Tough decisions will pay off
Enlightened but difficult choices must be made to galvanize China’s economic resurgence
On the back of a strong 5.7 percent growth rate in 2021, US President Joe Biden boasted that for the first time in 20 years, the US economy had grown faster than China’s.
The boast was misleading. China’s economy grew one-anda-half times faster, registering 8.4 percent growth in 2021. Undeterred, Biden bragged on Twitter (now
X) in December 2022 that the US would “grow faster than China’s economy” that year.
Despite registering one of its weakest growth rates since the inception of reform and opening-up, China’s growth rate of 3 percent in 2022 was again one-and-a-half times faster than that of the US, which saw growth of 1.9 percent that year.
Last August, on the back of one of the US’ strongest labor markets in over 50 years, Biden misstated China’s growth as being “close to 2 percent a year” and tauntingly referred to its economy as a “ticking time bomb”. When year-end numbers were tallied up, China had grown at a pace double that of the US in 2023 — 5.2 percent versus 2.5 percent.
With the Congressional Budget Office projecting a US growth rate of 1.5 percent in 2024, the open question now is whether China’s economy will grow three times faster the US’ this year or more.
Western detractors, who have leapt on China’s post-COVID economic stumbles to pour scorn on the idea that the Chinese economy will overtake that of the US in aggregate size, should prepare to eat their words.
China’s economy will not only exceed that of the US within the next decade but, should Chinese workers over the next 25 years match South Korea’s productivity levels today (a reasonably foreseeable prospect), the Chinese economy could outgrow the US economy in size by a factor of two.
China’s demographic dividend might have approached the point of exhaustion but there is as yet ample pent-up growth potential awaiting release in its ongoing transitions from state to market and from rural to urban areas.
Be that as it may, China cannot rest on its present and future economic laurels. It must continue to prioritize three major structural transformations.
The first is deepening the structural transformation of the domestic science and technology ecosystem. Having been burned by dependence on Western “chokepoint” technologies to advance its development, China must now prioritize the incubation of homegrown “core” technologies across a range of industrial applications and encourage research and development spending by large Chinese companies.

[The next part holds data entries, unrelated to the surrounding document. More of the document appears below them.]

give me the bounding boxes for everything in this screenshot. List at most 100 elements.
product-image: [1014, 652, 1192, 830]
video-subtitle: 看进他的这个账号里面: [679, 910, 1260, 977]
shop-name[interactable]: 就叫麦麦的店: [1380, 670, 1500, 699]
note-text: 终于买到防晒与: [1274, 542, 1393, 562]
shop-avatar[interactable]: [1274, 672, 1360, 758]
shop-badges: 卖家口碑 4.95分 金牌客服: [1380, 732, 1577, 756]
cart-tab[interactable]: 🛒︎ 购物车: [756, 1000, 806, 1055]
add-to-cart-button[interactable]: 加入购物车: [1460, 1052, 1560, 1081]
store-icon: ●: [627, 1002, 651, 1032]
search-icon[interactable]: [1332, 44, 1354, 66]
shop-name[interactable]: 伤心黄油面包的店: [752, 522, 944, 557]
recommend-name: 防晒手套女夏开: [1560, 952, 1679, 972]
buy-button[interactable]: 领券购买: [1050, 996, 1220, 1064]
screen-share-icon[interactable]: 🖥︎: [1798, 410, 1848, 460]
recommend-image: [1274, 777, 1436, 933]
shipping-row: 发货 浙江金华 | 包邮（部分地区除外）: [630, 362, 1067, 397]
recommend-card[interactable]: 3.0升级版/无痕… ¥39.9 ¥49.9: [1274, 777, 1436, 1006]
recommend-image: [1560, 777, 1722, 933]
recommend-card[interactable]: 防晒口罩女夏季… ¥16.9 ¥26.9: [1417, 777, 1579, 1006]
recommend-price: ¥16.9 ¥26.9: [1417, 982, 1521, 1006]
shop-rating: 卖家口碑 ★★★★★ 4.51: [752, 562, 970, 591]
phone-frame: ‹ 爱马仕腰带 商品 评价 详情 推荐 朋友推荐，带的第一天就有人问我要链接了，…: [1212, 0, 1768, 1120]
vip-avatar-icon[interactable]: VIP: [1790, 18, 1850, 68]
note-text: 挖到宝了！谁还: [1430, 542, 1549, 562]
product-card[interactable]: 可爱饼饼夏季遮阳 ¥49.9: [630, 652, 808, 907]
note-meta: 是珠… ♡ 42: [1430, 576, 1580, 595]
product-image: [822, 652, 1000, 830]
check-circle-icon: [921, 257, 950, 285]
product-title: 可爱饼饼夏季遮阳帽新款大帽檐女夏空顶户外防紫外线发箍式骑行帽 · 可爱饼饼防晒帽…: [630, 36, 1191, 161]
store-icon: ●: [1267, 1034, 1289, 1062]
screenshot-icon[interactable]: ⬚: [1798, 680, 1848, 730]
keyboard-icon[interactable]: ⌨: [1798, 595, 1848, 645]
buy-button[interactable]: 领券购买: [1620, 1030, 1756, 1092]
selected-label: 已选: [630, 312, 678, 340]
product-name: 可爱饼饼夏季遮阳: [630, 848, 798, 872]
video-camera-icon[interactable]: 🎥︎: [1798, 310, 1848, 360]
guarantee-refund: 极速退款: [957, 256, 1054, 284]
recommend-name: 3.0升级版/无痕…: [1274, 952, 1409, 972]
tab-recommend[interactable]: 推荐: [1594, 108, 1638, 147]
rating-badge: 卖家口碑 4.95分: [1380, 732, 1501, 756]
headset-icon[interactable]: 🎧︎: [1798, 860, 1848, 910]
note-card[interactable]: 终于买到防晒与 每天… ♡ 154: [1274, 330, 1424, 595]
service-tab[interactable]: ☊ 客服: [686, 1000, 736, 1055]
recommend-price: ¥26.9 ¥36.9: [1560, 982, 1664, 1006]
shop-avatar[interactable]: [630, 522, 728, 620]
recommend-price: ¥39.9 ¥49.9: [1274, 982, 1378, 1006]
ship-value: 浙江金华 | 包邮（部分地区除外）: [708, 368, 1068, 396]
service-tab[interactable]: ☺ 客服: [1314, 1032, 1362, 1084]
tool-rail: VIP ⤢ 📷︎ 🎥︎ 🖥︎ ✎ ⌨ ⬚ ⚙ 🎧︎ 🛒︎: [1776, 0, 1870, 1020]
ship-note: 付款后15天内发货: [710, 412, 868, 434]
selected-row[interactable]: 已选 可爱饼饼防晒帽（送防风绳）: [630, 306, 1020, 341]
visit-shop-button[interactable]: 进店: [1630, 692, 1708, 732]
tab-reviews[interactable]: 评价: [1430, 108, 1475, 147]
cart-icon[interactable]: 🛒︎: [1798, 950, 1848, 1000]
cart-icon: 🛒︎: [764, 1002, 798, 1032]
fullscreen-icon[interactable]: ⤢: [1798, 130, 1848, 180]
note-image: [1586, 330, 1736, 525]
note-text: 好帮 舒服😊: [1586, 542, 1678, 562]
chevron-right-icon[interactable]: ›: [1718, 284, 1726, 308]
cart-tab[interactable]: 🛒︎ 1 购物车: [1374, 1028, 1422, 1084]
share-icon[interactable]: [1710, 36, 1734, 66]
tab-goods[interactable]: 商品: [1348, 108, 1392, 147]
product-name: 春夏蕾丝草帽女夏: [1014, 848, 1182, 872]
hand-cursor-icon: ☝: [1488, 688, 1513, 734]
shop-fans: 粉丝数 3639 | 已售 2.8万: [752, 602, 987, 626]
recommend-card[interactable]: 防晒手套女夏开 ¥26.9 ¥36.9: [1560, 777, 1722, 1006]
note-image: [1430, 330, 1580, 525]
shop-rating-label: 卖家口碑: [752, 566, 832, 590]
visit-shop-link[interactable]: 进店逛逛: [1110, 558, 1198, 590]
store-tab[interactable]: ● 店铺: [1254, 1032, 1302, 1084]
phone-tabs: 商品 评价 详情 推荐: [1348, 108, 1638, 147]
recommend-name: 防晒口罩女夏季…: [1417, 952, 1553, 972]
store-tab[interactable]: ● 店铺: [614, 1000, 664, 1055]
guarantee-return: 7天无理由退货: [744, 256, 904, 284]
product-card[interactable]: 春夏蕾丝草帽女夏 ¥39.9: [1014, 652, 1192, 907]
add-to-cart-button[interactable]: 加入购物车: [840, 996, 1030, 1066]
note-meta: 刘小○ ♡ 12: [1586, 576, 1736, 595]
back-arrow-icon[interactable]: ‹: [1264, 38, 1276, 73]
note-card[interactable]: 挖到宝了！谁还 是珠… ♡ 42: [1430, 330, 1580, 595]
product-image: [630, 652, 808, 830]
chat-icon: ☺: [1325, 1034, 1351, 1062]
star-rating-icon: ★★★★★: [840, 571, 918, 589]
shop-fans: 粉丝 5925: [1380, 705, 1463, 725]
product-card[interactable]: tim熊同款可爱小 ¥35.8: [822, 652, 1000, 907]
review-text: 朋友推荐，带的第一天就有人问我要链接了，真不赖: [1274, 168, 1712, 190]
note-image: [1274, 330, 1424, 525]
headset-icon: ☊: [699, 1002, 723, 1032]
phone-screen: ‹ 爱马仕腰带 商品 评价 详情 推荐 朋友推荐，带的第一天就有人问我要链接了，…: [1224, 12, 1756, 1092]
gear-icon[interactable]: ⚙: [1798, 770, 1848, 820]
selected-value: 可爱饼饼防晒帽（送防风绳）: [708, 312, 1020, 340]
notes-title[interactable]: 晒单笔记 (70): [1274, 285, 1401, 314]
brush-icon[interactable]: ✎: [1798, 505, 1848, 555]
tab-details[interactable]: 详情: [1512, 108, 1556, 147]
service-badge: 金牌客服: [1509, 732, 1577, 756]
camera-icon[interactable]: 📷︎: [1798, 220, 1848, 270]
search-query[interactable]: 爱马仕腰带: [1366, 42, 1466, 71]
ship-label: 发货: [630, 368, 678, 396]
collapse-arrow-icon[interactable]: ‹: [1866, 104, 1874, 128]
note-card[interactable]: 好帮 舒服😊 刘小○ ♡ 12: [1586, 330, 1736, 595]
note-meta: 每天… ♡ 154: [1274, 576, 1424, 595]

Next, the linkages between Chinese industry and academic and public research must be strengthened. The commercialization of promising academic technological breakthroughs via licensing partnerships between universities and industry must be accelerated.
Finally, the state’s weak investment in basic research must be corrected. The emphasis in this regard of the Central Science and Technology Commission, created last year, is to be welcomed.
In time, Washington’s unilateral attempt to decouple and “de-Sinicize” global technology chains will come to be seen as a blessing in disguise, having done more to concentrate minds to foster domestic science and technology self-sufficiency than any “Made in China 2025” plan could have achieved.
The second major structural transformation that China must continue to prioritize is accelerating the transformation of China’s growth and development model. The fixed asset-heavy overinvestment model must yield at a faster pace to a more consumption- and services-driven one that is consistent with internal economic rebalancing and aggregate demand management.
China must further liberalize the services markets, build out a unified social security net, and gradually raise the currently low retirement age. With land urbanization outstripping population urbanization due to excess supply, a structural slowdown in residential real estate construction, paired with a shift in the relative burden of taxation from labor income to property and capital, must be realized.
The third major transformation is advancing the structural transformation of government itself — that is, of China’s fiscal framework and of intergovernmental relations. The fiscal framework continues to be organized around proceeds from investment-led growth, which have begun to taper as the underlying growth model hits up against its own limits. The composition of the government’s taxation as a share of gross domestic product must shift from indirect to direct taxes (as is the case in advanced economies), the tax base must expand, and the state’s fiscal functions must be separated from the credit allocation system.
As for intergovernmental relations, the structural revenue deficits that have pushed local governments to utilize opaque, off-budget mechanisms to raise funding must be plugged.
The structural reform of government will be the hardest of the three transformations. The upside is just as substantial, though.
In China’s macroeconomy, local governments play a unique role in both production and consumption. Fixing their structural revenue deficits will also help address the root causes of local protectionism, as well as eliminate roadblocks to updating China’s bankruptcy system.
Much like the 1994 tax-sharing reforms did away with the perverse incentives of the 1980s-era fiscal contracting system and ushered in three decades of robust investmentled growth, reform of the fiscal framework and intergovernmental relations today will spark a quarter century of consumption-centered growth.
China’s 2035 and 2049 modernization goals are well within reach. To realize them, enlightened but difficult choices must be faced head-on today.